Conclusion and Recommendation
The study found that the compressive and flexural strength of glascrete decreases over a more extended curing period. According to flexural strength results, conventional concrete has the same value as glascrete at 7 days of curing. Both concretes reach their maximum strength at 28 days but decline at 35 days, suggesting that fine glass aggregate may affect long-term strength. The compressive strength of conventional concrete increases gradually, but glascrete shows a late but significant improvement at 28 days, surpassing conventional concrete before it starts to decrease at 35 days.
Slump test results show that the glascrete has less flowability than conventional concrete because of the increased surface area and friction between the cement paste and fine glass particles, which result in a stiffer mix. However, the slight difference in the slump test result suggests that the fine glass aggregate has a negligible impact on the overall workability of the glascrete. Based on the compressive and flexural strength testing results during the curing periods (7, 28, and 35 days), the data shows no significant differences between the two concretes. The null hypothesis was accepted, indicating that the addition of fine glass aggregate did not significantly impact the strength development of concrete within the tested curing periods. Therefore, there is no significant change between fine glass-reinforced concrete and conventional concrete in terms of strength growth and curing times, as observed in this study.

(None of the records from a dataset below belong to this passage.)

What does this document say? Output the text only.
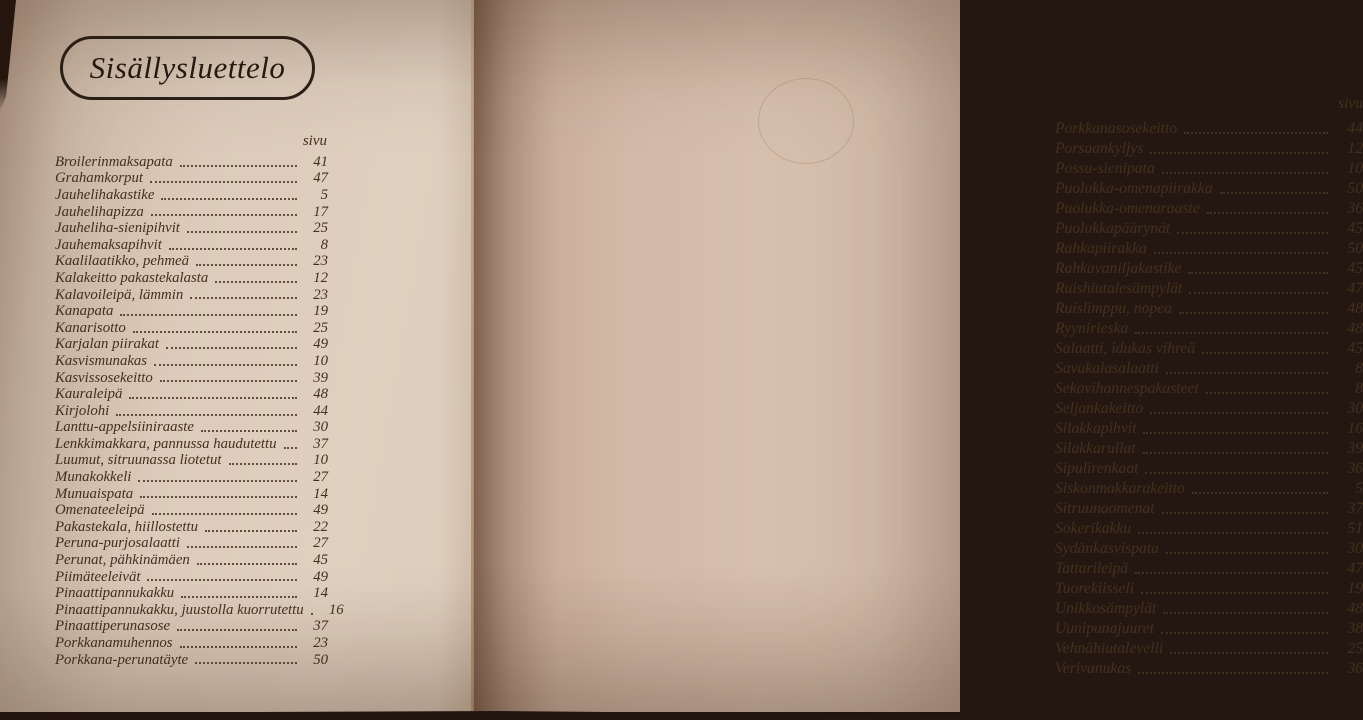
Sisällysluettelo
sivu
Broilerinmaksapata	41
Grahamkorput	47
Jauhelihakastike	5
Jauhelihapizza	17
Jauheliha-sienipihvit	25
Jauhemaksapihvit	8
Kaalilaatikko, pehmeä	23
Kalakeitto pakastekalasta	12
Kalavoileipä, lämmin	23
Kanapata	19
Kanarisotto	25
Karjalan piirakat	49
Kasvismunakas	10
Kasvissosekeitto	39
Kauraleipä	48
Kirjolohi	44
Lanttu-appelsiiniraaste	30
Lenkkimakkara, pannussa haudutettu	37
Luumut, sitruunassa liotetut	10
Munakokkeli	27
Munuaispata	14
Omenateeleipä	49
Pakastekala, hiillostettu	22
Peruna-purjosalaatti	27
Perunat, pähkinämäen	45
Piimäteeleivät	49
Pinaattipannukakku	14
Pinaattipannukakku, juustolla kuorrutettu	16
Pinaattiperunasose	37
Porkkanamuhennos	23
Porkkana-perunatäyte	50
sivu
Porkkanasosekeitto	44
Porsaankyljys	12
Possu-sienipata	10
Puolukka-omenapiirakka	50
Puolukka-omenaraaste	36
Puolukkapäärynät	45
Rahkapiirakka	50
Rahkavaniljakastike	45
Ruishiutalesämpylät	47
Ruislimppu, nopea	48
Ryynirieska	48
Salaatti, idukas vihreä	45
Savukalasalaatti	8
Sekavihannespakasteet	8
Seljankakeitto	30
Silakkapihvit	16
Silakkarullat	39
Sipulirenkaat	36
Siskonmakkarakeitto	5
Sitruunaomenat	37
Sokerikakku	51
Sydänkasvispata	30
Tattarileipä	47
Tuorekiisseli	19
Unikkosämpylät	48
Uunipunajuuret	38
Vehnähiutalevelli	25
Verivanukas	36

Glascrete shows comparable strength to conventional concrete within the given curing periods, so it can still be used in precast concrete products. This includes items like paving stones and other non-structural elements. In these applications, glascrete can help promote sustainable building methods by utilizing discarded glass as a key component. The researcher recommends increasing the water-cement ratio and mixing time to enhance workability, given the observed decrease in the slump for glascrete. This approach directly addresses the problem of high water demand and increased compaction effort that may affect the concrete strength. Since there is no significant difference in strength between glascrete and conventional concrete, glascrete can still be used in non-structural applications. This might include sidewalks, driveways, or other applications for which the primary focus is not on a load-bearing member. When using waste glass in concrete as a substitution material, the researcher recommends testing the material properties, particularly for glasses of varying colors, to ensure optimal performance. Different colors of glass impact heat absorption when incorporated into the concrete mix. Although the study notes a slight reduction in flowability, future research could focus on how different glass sizes and shapes affect the workability of the concrete. Research recommends adding silica content analysis of glass and cement in concrete mix for future researchers to determine the optimal usage of glass in concrete to lessen or avoid the loss of strength that causes ASR after a more extended curing period.